Nostre corrispondenze

Di Tempi
14 Dicembre 2006

822 mila malati di Aids restano in vita grazie ai soldi americani
washington Un milione e 200 mila persone contagiate dall’Aids nei paesi poveri stanno ricevendo trattamenti antiretrovirali grazie al Pepfar (il Piano di emergenza della presidenza degli Stati Uniti) e al Fondo globale dell’Onu contro Aids, malaria e tubercolosi: il doppio rispetto a un anno fa e il triplo rispetto al 2003. Gli assistiti del Pepfar (che gestisce 15 miliardi dollari su cinque anni) sono 822 mila, quelli del Fondo globale (che ha a bilancio 6,8 miliardi) 770 mila; 400 mila persone circa ricevono assistenza da entrambi i fondi e per questo sono conteggiate due volte. Anche il 30 per cento dei finanziamenti del Fondo globale sono di origine americana.

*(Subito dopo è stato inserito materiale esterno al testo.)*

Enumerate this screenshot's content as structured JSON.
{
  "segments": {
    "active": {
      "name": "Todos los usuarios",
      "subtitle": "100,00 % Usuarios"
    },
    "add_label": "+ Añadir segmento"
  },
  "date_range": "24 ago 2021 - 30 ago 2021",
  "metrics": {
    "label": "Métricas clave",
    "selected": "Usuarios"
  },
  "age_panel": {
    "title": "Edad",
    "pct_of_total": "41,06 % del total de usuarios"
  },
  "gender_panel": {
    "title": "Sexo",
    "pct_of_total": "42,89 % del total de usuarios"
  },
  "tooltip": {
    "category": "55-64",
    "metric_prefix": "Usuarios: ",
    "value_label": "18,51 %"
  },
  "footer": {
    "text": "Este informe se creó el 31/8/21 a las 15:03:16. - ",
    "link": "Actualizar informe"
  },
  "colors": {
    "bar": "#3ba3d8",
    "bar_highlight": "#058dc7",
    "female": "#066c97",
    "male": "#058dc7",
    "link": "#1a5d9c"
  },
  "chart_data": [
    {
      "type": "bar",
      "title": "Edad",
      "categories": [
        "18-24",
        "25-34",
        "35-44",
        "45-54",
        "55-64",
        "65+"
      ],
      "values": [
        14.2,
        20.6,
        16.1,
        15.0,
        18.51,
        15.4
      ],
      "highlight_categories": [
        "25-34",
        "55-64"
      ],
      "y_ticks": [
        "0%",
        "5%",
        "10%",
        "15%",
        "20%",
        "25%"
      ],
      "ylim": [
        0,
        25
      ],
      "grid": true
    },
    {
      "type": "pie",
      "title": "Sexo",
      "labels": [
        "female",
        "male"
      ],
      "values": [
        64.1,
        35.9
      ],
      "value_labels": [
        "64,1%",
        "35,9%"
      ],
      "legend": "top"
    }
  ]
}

Arrestati in Egitto 11 europei pronti al jihad in Iraq
il cairo Nove francesi, due belgi e un cittadino americano fanno parte di un gruppo di estremisti islamici stranieri arrestati tre settimane fa dalle autorità egiziane alla periferia del Cairo e ad Alessandria, ma di cui si è avuta notizia solo pochi giorni fa. Secondo un comunicato del ministero degli Interni egiziano «i servizi di sicurezza hanno smantellato un’organizzazione i cui membri seguono gli ideali jihadisti e che include elementi arabi e stranieri residenti in Egitto sotto il falso pretesto di studiare l’islam e la lingua araba. Questi individui sono stati trovati in possesso di carte e documenti relativi alla loro organizzazione che confermano i loro legami con organizzazioni terroristiche esterne al paese. Le indagini hanno rivelato che queste persone stavano cercando di reclutare altri elementi per convertirli alle loro distruttive dottrine, incitarli al jihad e incoraggiarli a recarsi in Iraq attraverso paesi terzi per compiere le loro operazioni». I francesi arrestati risultano essere di origine nordafricana, i due belgi sarebbero, invece, marocchini naturalizzati.

Dai servizi segreti canadesi arriva l’allarme spie russe
ottawa Quattro anni fa, ossia a partire dal 2002, Mosca ha ordinato «un massiccio incremento delle attività spionistiche in Europa e America del nord» in base a un ordine del presidente Putin di «aumentare radicalmente le attività di raccolta di intelligence all’estero». Ad affermarlo è una deposizione scritta a cura del Csis, il servizio di sicurezza canadese, resa nel corso del processo a carico di una spia russa di 45 anni che sotto falsa identità viveva in Canada da tempo. L’uomo è stato arrestato dal Csis il 14 novembre scorso all’aeroporto di Toronto mentre stava per lasciare il paese portando con sè una radio a onde corte, tre cellulari e cinque carte sim. In base ad un accordo giudiziario fra la corte e l’imputato, costui verrà espulso verso la Russia.